先に訪ねたキッコーマン は日本でトップの醤油メーカー、
つうことは世界一でもあろうかと思いますけれど、それが何故野田にあるのか。
こうしたあたりを知ることが出来ようかと出向いたみたのが野田市郷土博物館でありました。


野田市郷土博物館正門


なにやら妙に立派な門を潜りますと、左にある建物が博物館でして、
見た目は(こう言っては何ですが)単なる箱物の印象ながら、
日本武道館を設計した建築家・山田守の作品で外観は校倉造をイメージしておるそうな。
あんまりぴんとこないですけれど…。


野田市郷土博物館


中に入りますと直方体の内部には柱が見当たらず、広く空間を外壁が支えている感じ。
2階に相当する部分も吹き抜けの内側に面する回廊のように作られていて、
開放感はあるも展示スペースはかなり少ないのではと思われます。


そこへ持ってきて、「野田に生きた人々 その生活と文化2016」なる企画展が
場所を占めてしまっていたものですから、醤油関連の展示は少なく、
むしろ関宿城博物館 の方が知りたいことにマッチする内容があったように思われました。
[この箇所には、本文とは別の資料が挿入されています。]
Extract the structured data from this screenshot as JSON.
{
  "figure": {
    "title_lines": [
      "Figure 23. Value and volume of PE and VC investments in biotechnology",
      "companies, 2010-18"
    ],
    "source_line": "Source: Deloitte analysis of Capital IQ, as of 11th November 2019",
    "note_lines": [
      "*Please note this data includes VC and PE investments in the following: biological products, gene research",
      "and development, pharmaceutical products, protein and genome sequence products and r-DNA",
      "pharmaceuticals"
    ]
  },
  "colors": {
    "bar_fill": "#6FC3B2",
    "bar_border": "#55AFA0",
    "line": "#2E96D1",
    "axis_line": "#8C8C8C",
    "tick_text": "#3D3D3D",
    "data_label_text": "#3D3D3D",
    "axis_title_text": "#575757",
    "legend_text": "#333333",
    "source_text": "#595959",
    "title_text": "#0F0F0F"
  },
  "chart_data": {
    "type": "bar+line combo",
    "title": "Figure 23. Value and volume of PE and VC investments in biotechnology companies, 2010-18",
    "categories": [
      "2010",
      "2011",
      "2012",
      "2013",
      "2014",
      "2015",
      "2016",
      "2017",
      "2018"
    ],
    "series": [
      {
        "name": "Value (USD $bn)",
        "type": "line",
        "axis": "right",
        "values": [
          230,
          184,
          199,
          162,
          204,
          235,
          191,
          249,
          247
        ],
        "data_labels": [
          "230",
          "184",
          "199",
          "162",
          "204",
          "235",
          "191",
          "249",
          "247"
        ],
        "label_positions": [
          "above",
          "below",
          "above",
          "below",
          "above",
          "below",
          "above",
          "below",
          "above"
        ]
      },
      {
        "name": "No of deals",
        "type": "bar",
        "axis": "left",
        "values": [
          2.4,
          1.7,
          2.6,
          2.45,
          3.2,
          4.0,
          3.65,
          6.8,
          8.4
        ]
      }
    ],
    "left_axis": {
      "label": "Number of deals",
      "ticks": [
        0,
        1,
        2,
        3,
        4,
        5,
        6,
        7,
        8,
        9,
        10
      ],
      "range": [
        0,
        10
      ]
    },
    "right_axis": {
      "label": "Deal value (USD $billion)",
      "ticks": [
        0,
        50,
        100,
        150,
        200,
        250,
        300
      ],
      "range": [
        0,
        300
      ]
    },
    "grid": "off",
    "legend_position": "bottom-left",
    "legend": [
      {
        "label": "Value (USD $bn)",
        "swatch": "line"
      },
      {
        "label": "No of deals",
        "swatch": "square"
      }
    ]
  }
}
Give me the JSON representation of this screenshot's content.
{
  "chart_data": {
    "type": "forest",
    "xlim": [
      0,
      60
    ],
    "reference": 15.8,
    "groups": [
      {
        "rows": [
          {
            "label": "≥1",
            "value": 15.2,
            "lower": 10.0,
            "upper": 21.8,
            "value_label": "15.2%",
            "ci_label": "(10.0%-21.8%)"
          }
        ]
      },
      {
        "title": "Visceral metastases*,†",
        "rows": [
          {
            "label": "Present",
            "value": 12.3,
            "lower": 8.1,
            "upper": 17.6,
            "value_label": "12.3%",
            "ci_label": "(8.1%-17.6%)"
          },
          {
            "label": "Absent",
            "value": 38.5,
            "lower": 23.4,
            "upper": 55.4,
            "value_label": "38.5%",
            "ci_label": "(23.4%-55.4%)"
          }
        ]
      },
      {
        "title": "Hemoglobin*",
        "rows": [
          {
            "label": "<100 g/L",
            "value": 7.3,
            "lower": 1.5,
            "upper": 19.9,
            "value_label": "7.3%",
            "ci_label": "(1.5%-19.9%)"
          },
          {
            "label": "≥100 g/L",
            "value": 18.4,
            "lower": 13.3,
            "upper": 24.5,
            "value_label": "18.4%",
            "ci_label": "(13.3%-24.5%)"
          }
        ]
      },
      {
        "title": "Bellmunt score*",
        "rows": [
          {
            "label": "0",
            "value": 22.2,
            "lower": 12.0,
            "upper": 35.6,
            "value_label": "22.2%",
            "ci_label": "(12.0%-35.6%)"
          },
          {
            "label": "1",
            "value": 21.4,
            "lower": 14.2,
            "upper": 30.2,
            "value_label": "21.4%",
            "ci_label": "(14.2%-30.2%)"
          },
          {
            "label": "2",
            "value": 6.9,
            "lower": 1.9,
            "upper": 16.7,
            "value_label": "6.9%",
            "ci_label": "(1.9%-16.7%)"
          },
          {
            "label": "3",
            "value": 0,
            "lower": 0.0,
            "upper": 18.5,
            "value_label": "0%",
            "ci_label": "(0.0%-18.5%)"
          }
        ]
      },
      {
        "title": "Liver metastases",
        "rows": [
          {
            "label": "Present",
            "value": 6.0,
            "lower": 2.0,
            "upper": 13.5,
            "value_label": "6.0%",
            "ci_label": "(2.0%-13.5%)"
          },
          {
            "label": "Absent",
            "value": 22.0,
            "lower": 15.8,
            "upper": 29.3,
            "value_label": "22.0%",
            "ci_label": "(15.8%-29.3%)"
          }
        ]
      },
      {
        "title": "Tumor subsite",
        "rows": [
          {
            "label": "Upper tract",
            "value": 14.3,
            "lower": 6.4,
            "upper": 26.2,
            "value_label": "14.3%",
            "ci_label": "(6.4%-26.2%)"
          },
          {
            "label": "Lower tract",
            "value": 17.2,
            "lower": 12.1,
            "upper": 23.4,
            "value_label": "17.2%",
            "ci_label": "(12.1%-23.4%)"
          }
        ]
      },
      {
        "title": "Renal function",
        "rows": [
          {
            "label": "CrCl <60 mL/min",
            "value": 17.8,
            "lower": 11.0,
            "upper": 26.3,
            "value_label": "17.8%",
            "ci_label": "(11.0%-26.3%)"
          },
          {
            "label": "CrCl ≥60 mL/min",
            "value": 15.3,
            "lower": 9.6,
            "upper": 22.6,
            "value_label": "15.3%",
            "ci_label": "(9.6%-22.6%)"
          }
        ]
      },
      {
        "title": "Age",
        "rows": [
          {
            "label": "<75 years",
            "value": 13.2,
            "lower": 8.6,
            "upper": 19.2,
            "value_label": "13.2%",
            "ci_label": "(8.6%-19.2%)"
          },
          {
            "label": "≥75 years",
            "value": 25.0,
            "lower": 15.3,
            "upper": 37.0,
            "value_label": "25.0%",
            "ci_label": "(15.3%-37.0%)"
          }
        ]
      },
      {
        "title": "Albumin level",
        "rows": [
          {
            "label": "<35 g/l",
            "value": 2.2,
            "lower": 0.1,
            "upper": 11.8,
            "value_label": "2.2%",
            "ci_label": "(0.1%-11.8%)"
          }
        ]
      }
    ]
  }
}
ですが、ともかくもこれまでに知ったところも合わせて整理してみますと、
まず日本の醤油発祥の地は和歌山であって、そこから醤油造りは関東へ伝わってきますが、
その場所は銚子であったそうな。


銚子には今でもヤマサ、ヒゲタといった醤油メーカーがありますが、
江戸への物流を考えると、もそっと近いところで醸造業を考える人があっても

決して不思議なことではありませんですね。


おそらく和歌山から銚子への醤油伝播は舟運との関係があったと思われますが、
海でも川でも舟運が盛んであった時代。
銚子からの物資を運ぶには房総半島を迂回しては時間が掛かりすぎますから、
利根川を遡っていって、次に江戸川を下り、江戸に荷を運びこむてなルートがあったのですね。


もの知りしょうゆ館リーフレットより


利根川と江戸川に挟まれた野田は利根川伝いに醤油造りが伝わる一方で、
舟運物流の要所として原料になるものも得やすかったでしょうから

醸造場所に打ってつけと思われたのかもしれませんですね。


最初は1661年(寛文元年)に、そしてその後には個人事業主の醸造所がいくつもできていって、
江戸の醤油消費を賄うことになりましたですが、やがて時を経た大正になって

個人醸造所が大同合併、野田醤油という大きな醸造会社が作られた。

これがキッコーマン(亀甲萬)の元であるそうな。


ですが、全国的に見れば思った以上に多いのが醤油醸造業者であって、実に競争が激しい。
そんな中、いち早く外国展開を図ったのがキッコーマンであったと。


後々の企業史はともかくも、

そんなような歴史を紐解く話が仕入れられるかと出かけた郷土博物館でしたが、
ちと期待が先行しすぎたようでありました…。


ただ、同じ敷地にあった野田市市民会館の方は

これはこれでひとつの見ものでありましたですね。
何しろごく普通に市民会館と聞いて想像する建物とは全く異なって、

こんな玄関なのですから。


野田市市民会館?!


実はこの市民会館、合併して野田醤油会社を作るに至った醸造家の一人、

茂木佐平治の邸宅であったそうな。
ちなみに「亀甲萬」の印は茂木佐平治家が使用していたそうですから、

発言権大の人だったのでしょう。


邸内にいくつもある和室は市民サークルの会合などに利用されるようで、
国の登録記念物となっている庭園を望んでの会合とは乙なものではありませんか。


旧茂木佐平治邸庭園


思惑違いはありましたけれど、博物館を訪ねたことで市民会館を覗くことになり、
かつて醤油醸造で財を成した結果に触れるところとなったのでありましたよ。